ICHIZAWA SHINZABURO HANPU - Manufacture & Sales of Canvas Bags


Although canvas is durable, wear and tear cannot be avoided as it is made from natural fiber. At Ichizawa Shinzaburo Hanpu, we make a real effort to repair as many bags as we can. When our craftspeople receive the bags in need of repair, uppermost in their minds is thanks to the customer for their love and affection of the bag that they have made. As the stitching is carefully undone and the repair work progresses, each craftsperson always has at the back of his/her mind the question of who and what kind of person had used and loved their bags, taking hints from the owner’s name and address and the wear and tear to the bags themselves.
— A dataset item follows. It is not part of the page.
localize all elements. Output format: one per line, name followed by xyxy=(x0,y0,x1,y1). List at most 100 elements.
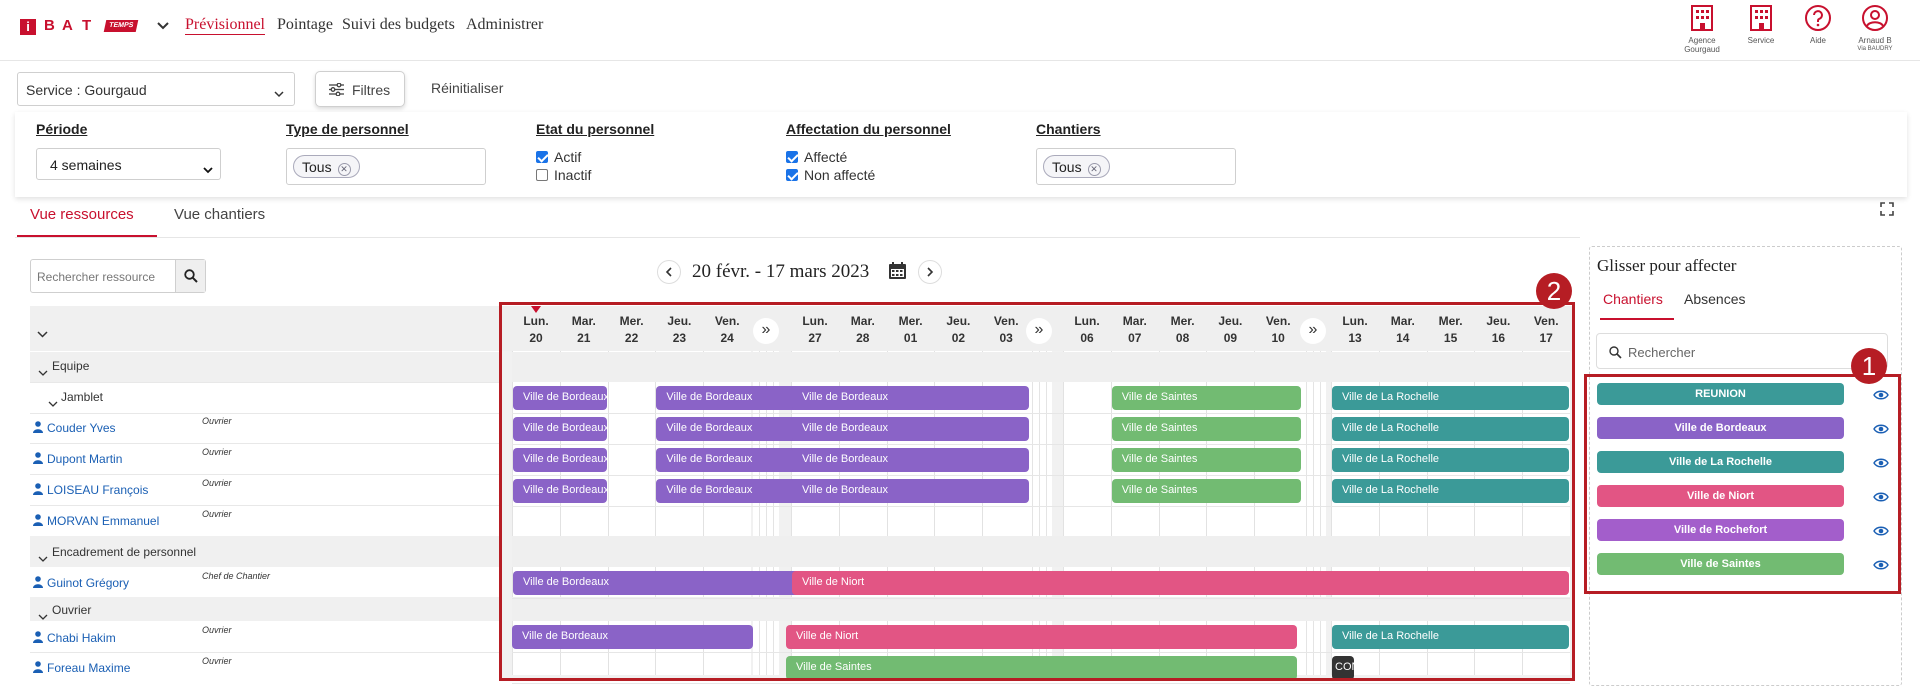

They gently and carefully repair them wondering all the while as to the shared memories of the bags and their owners, wishing with all their heart a new start and new memories for them. In general, from one to two months is required to repair a bag. At times the damage to the bag or the condition of the material makes it beyond repair. At other times, however, even if the owner has half given up on the bag, we are able to bring it back to life. Therefore, before you give up on your bag, please contact us to see if it can be repaired or not.

Repair Samples

When we accept bags for repairs, we do so with the aim of making them as close as possible to what they were when first bought as well as enhance their durability so that they can continue to be used for a long time after the repairs. Assessing how much of the bag can be repaired is very important as if they are forcibly repaired, this could cause further irreparable damage. Therefore, the eye of the craftsperson is invaluable in gauging just how much to repair and when to desist.

Sample 1

Sample 1 - BEFORE


The corners of the bag have abraded into a hole due to many years of use.

Sample 1 - AFTER


The bottom of the bag was taken in to close the hole. However, discretion had to be used as the bag’s shape would change if too much material was taken in. Therefore the craftsperson had to aim for a fine balance of just how much material to take in to mend the hole yet retain the bag’s shape. Moreover, to prevent the new stitching from tearing free of the material, the extent of damage to the material was considered and the optimum place for the stitching to be done decided.

Sample 2

Sample 2 - BEFORE


This bag was believed to have been made more than 20 years ago based on the parts used. The strap is frayed while the pocket and label are about to come off.

Sample 2 - AFTER


The frayed straps were cut off in the middle and new ones sewn on. The utmost care was given so that the stitching looked continuous and not added on as well as that the left and right strap lengths were the same. As for the pocket, the stitching on the side where it was coming undone was taken out and the pocket re-stitched. The same was done with the label. The metal parts were replaced with new ones without damaging the material in the hope that the owner could continue to enjoy using the bag for as long as possible.

Sample 3

Sample 3 - BEFORE


The bottom and corners of the bag are frayed. The shoulder strap is also badly frayed.

Sample 3 - AFTER


First the craftsperson has to decide whether to reinforce the bag’s bottom with material from the inside or the outside. Then the type of stitching, large or small, to better reinforce the material has to be decided upon. In this case, the diagonal tear on the bottom was wide. Therefore it was patched from the inside to give the bottom added strength. The stitching of the old, frayed shoulder strap was taken out and the metal parts carefully removed so as not to damage the material and both strap and metal parts were replaced with new ones.